I linked up with Akon through an industry friend back in October 2003 in New York. He was just starting to promote his music; his first album wasn’t even out yet. My mate suggested we should work together and he (Akon) was down. It was about 6 months later that Akon recorded that song for me over a beat that I had sent him. The Joell mix was official. Joell was familiar with the track and got in touch with me and Akon about using it for his street album. We approved it and he went and did his thing. I like that version too.
Has it been hard trying to strike a balance between label head and artist?
The only hard thing has been with allocating time to my own musical projects. I feel an obligation to my artists so I often prioritise their projects ahead of my own. But at the core of it I’m a musician and I need to make music. I created the label to provide an opportunity for other acts to do their thing, not so I could be some big CEO/industry figure. I couldn't give a f**k about that.

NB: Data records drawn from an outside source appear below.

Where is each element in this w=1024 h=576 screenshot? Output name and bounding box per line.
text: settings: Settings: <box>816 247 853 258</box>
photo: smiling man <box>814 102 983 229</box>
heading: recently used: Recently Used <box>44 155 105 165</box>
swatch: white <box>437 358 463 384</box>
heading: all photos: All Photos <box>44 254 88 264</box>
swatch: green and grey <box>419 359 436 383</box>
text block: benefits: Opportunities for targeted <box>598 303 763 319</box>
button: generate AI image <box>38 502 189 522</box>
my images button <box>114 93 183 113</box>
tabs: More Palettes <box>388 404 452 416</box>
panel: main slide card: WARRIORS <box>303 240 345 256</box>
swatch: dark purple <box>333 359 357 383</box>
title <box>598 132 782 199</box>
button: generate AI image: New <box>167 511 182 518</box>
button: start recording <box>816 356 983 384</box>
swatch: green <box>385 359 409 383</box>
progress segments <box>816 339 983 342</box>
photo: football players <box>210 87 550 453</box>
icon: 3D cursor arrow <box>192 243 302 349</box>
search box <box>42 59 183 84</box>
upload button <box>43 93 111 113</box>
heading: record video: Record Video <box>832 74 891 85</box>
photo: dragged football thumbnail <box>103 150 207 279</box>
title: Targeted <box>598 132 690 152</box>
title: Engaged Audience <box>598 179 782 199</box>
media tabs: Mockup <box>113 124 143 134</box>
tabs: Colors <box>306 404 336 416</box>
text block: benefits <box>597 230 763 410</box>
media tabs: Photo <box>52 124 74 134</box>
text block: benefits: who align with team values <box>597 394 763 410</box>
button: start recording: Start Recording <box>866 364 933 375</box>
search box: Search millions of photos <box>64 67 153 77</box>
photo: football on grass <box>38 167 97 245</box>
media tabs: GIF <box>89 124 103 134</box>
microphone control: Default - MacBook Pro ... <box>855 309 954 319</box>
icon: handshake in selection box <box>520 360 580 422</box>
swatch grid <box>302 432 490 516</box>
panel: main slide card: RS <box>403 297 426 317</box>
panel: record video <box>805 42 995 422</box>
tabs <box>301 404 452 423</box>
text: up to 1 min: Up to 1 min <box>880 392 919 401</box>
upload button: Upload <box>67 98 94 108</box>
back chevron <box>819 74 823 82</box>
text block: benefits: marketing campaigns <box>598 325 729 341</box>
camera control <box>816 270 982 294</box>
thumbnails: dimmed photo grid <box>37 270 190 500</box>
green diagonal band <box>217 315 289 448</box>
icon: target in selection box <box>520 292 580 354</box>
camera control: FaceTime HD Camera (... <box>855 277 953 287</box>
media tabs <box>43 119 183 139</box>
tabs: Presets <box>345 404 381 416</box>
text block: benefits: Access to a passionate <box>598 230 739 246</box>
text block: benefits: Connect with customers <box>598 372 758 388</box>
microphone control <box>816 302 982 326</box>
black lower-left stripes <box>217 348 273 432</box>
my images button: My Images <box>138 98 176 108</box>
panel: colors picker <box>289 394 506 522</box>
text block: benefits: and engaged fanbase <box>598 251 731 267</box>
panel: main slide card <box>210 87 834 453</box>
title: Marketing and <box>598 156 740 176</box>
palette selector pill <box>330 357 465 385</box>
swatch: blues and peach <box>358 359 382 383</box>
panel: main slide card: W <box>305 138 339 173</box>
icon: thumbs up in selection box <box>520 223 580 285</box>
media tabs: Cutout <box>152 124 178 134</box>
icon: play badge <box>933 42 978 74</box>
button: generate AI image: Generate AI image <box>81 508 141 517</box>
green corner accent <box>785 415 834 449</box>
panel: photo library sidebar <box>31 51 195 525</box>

What is the hip hop scene in NZ like right now (in a commercial sense)? Dawnraid folded, album sales are down, can hip hop be resurrected? And if so how do you think it can be achieved?
Well for one Dawnraid is back in business. Those dudes will always find a way. Good on them. Album sales are down across the board it’s certainly not just a hip-hop thing. The record industry as a whole needs a new business model. They can’t rely on CD album sales to prop up their businesses any longer. People will always want music, just not always on CD and in a traditional album format anymore. You gotta think creatively and earn your money from other areas. Those who make great music will prevail.
What music inspires you?
Great music inspires me. I’m a huge Timbaland fan. I think he’s the best producer of our generation. Classic funk, pop and soul inspires me. Isaac Hayes, Nile Rodgers, Quincy Jones, George Clinton, Marley Marl, Pete Rock, DJ Premier, the RZA, those guys are all inspirations.
What advice have you got for anyone thinking of getting into producing music?
Study music. Listen closely. Learn as much as you can and trust your instincts.
Who would you like to work with on future projects and productions?
Kanye West, Annie Lennox, Ghostface Killah, Lil Wayne, Connie, Fantasia & Nicole Scherzinger.
Freestyle Magazine is all about the Automotive lifestyle, what would be your ultimate ride?
Whatever the latest Benz is. With cream leather interior and a mean stereo system.
Top 3 beats you wish you made?
We Need A Resolution - Aaliyah (Produced by Timbaland).
We Gon’ Make It - Jadakiss (Produced by Alchemist).
Oh Boy - Cam’ron (Produced by Just Blaze).
Finally with the whole producer/rapper phenomenon going on these days (e.g Polow da Don, Kanye etc) are there any plans in the near future to start spitting on your tracks?
No plans as yet. I haven’t written a rhyme since I was like 18 or something. If I did do it I would probably be on the Swizz Beatz tip. Getting’ hype, doin’ the hooks and spittin’ other peoples raps (laughs).